Yael, une jeune journaliste, arrive à Jaffa, dans la banlieue de Tel-Aviv, pour interviewer les proches d’une femme décédée : une Polonaise rescapée de la Shoah, qui était venue s’installer dans ce quartier palestinien après avoir épousé un Arabe ; Hannah Klibanov se faisait appeler Ana Arabia (Je suis arabe).

Yael déambule entre les masures d’un mini-bidonville et recueille les témoignages de la famille, des voisins. Il y a Yussuf, le veuf, qui gagne 30 shekels (7.- frs) par jour en récupérant des déchets de chantiers : « Je ne cherche que Dieu, pas l’argent. » Il y a son fils Wallid, un pêcheur au chômage, sa fille Miriam, qui cultive un jardin dans cet univers déglingué, sa belle-fille Sarah, juive, qui est restée après la mort de son mari Jihad. Sont racontées des bribes de vie, des souvenirs épars, leurs histoires de couples perturbées par leur mixité arabo-juive.

Yussuf invite Yael à boire le thé avec ses voisins dans la cour. « Ça fait 300 ans qu’on vit ici », dit l’un, en manipulant son chapelet. « A l’époque du mandat britannique, il n’y avait pas de racisme, les gens se respectaient », regrette un autre, propriétaire d’un cheval et de quelques poules errant entre les carcasses de voitures. « Ma maison était toujours ouverte aux visiteurs, dit Yussuf, comme la maison d’Abraham. » Aucun ne souhaite quitter ce microcosme délabré pour aller louer, dans les immeubles modernes et impersonnels qui l’entoure, une « cage à lapins ».

Ana Arabia est sorti cet été en France alors que Gaza subissait depuis un mois les bombardements intensifs de l’armée israélienne. Deux mois avant, Amos Gitai, le réalisateur, s’interrogeait : « Qu’est-ce que nous, les cinéastes, pouvons faire ? Pas grand-chose, sinon ne pas nous livrer nous aussi à la surenchère en ne filmant que la violence. Nous pouvons insister pour montrer de petites îles, de petites enclaves de coexistence. C’est le projet d’Ana Arabia. » Projet louable s’il en est. Pour autant, proclamer « Je lance une bombe de paix ! » à la Mostra de Venise 2013, n’était-ce pas présumer de la puissance et de l’habileté de l’artificier ? Car quoi de moins cinématographique que des personnages qui (se) racontent ? Or c’est ce qui nous est proposé pendant ce plan-séquence de 81 minutes. Une (médiocre) pièce de théâtre aurait suffi.
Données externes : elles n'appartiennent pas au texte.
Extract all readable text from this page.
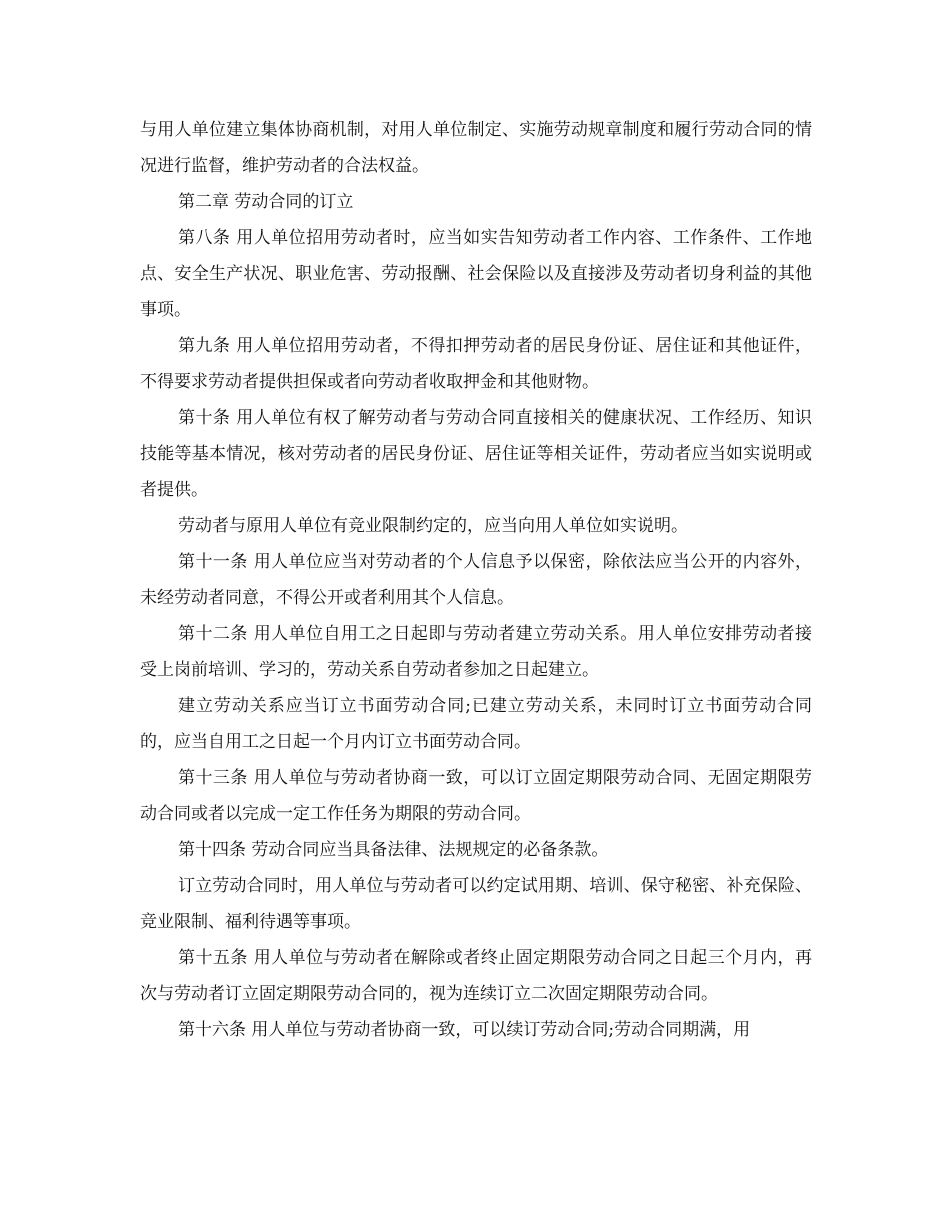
与用人单位建立集体协商机制，对用人单位制定、实施劳动规章制度和履行劳动合同的情况进行监督，维护劳动者的合法权益。

第二章 劳动合同的订立

第八条 用人单位招用劳动者时，应当如实告知劳动者工作内容、工作条件、工作地点、安全生产状况、职业危害、劳动报酬、社会保险以及直接涉及劳动者切身利益的其他事项。

第九条 用人单位招用劳动者，不得扣押劳动者的居民身份证、居住证和其他证件，不得要求劳动者提供担保或者向劳动者收取押金和其他财物。

第十条 用人单位有权了解劳动者与劳动合同直接相关的健康状况、工作经历、知识技能等基本情况，核对劳动者的居民身份证、居住证等相关证件，劳动者应当如实说明或者提供。

劳动者与原用人单位有竞业限制约定的，应当向用人单位如实说明。

第十一条 用人单位应当对劳动者的个人信息予以保密，除依法应当公开的内容外，未经劳动者同意，不得公开或者利用其个人信息。

第十二条 用人单位自用工之日起即与劳动者建立劳动关系。用人单位安排劳动者接受上岗前培训、学习的，劳动关系自劳动者参加之日起建立。

建立劳动关系应当订立书面劳动合同;已建立劳动关系，未同时订立书面劳动合同的，应当自用工之日起一个月内订立书面劳动合同。

第十三条 用人单位与劳动者协商一致，可以订立固定期限劳动合同、无固定期限劳动合同或者以完成一定工作任务为期限的劳动合同。

第十四条 劳动合同应当具备法律、法规规定的必备条款。

订立劳动合同时，用人单位与劳动者可以约定试用期、培训、保守秘密、补充保险、竞业限制、福利待遇等事项。

第十五条 用人单位与劳动者在解除或者终止固定期限劳动合同之日起三个月内，再次与劳动者订立固定期限劳动合同的，视为连续订立二次固定期限劳动合同。

第十六条 用人单位与劳动者协商一致，可以续订劳动合同;劳动合同期满，用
La mise en scène est paresseuse : les entretiens sont systématiquement « en activité » (arrachant des herbes, pelant des patates, réparant une voiture, triant du linge). Et la désinvolture de Yael (Yuval Scharf), sa légère suffisance face à des personnages dépressifs, a quelque chose d’irritant : c’est un peu Bobo Girl chez les fantômes. Elle ne sait pas quoi faire de son corps. Quand elle prend des notes, on n’y croit pas ; quand elle se dit bouleversée, encore moins. Ana Arabia est le film d’un cinéaste conceptuel… à qui la Cinémathèque française a déjà érigé une statue en début d’année, en organisant une rétrospective et une exposition.

Gemma Bovery, d’Anne Fontaine

Martin Joubert (Fabrice Luchini) a été éditeur à Paris. Depuis sept ans, il vit avec sa femme et son fils dans le village normand de son enfance : « Changement radical. Un lieu où vivre est une affaire sérieuse. » Il a repris la boulangerie de son père et fabrique son pain en écoutant des émissions sur Flaubert, le grand écrivain de la région. « J’ai cru trouver ici, comme un tas de Parisiens aussi cons que moi, l’équilibre et la tranquillité. C’est raté. » Car un jour, un couple de Londoniens emménagent dans la maison voisine. Ils se nomment Gemma et Charles Bovery.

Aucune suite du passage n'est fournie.